First out of our solar system, the exoplanet called GJ 1132 b found its second position in volcanic activity after losing its original shape. An Earth-sized exoplanet placed 41 years of light away from our Earth orbits a small star and is believed to contain hydrogen and helium gases in its atmosphere before exposing it to the powerful rays of the surrounding hot star. Evidence of fresh air was obtained using the National Aeronautics and Space Administration’s (NASA) Hubble telescope.
Astronomers are amazed by this new discovery as the new atmosphere contains a toxic mixture of hydrogen, methane and hydrogen cyanide. In addition, it also contains an Earth-like aerosol haze that is the result of chemically produced hydrocarbons. They also believe that the planet may have a small crust only a few feet thick. Also, the atmosphere is filled with gases that form cracks in the surface of the planet with melted mud beneath it drowning in volcanic cracks.
“It’s very exciting because we believe that the air we see now is renewed, so it could be a second wind,” said one of NASA’s authors’ Jet Propulsion Laboratory (JPL) in Pasadena, California, said Raissa Estrela. “At first we thought that the brightest planets would be boring because we believed that they were losing their nature. But we looked at the existing planet and Hubble and said, ‘Well, there is a wind there.’ ”

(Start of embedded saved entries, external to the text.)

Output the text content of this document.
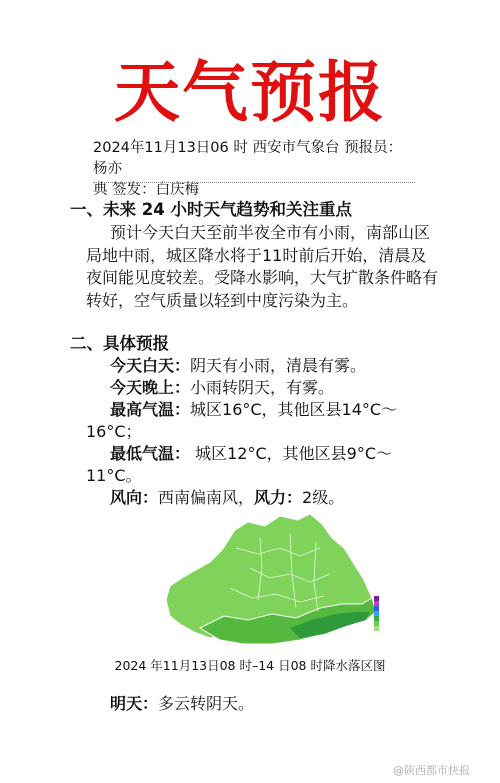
天气预报
2024年11月13日06 时 西安市气象台 预报员：杨亦
典 签发：白庆梅
一、未来 24 小时天气趋势和关注重点
预计今天白天至前半夜全市有小雨，南部山区局地中雨，城区降水将于11时前后开始，清晨及夜间能见度较差。受降水影响，大气扩散条件略有转好，空气质量以轻到中度污染为主。
二、具体预报
今天白天：阴天有小雨，清晨有雾。
今天晚上：小雨转阴天，有雾。
最高气温：城区16°C，其他区县14°C～16°C；
最低气温： 城区12°C，其他区县9°C～11°C。
风向：西南偏南风，风力：2级。
2024 年11月13日08 时–14 日08 时降水落区图
明天：多云转阴天。
@陕西都市快报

GJ 1332 b is similar to the earth in size, size and age. Both planets even had a hydrogen-dependent atmosphere initially before cooling. The details also show that atmospheric pressure is the same. The big difference, however, is that the exoplanet is more orbiting the red star.
The planet is well-constructed (one orbits as the Moon orbits the Earth) in its Solar and completes one orbit (egg) in just one and a half days at temperatures up to 256 degrees Celsius. Also, the planet is experiencing some of the earth’s gravitational pull leading to the cracking of its surface, making it look like a broken egg shell. These conditions make the planet habitable, at least for now.
“The question is, what keeps the garment warm enough to remain liquid and volcanic energy?” Leading author from JPL, asks Mark Swain. “This program is special because it has the potential for extreme heat.”
Even with the help of the Hubble telescope, astronomers could not photograph the unique exoplanet because it was too dim. However, scientists believe they can see it better using the future NASA telescope of the James Webb Space Telescope with an infrared view that allows it to see the surface of the planet.
“If there are pools of magma or volcanism going on, those areas will be very hot,” explains Swain. “That will produce a lot of dirt, so they’ll be looking at real geologic performance – exciting!”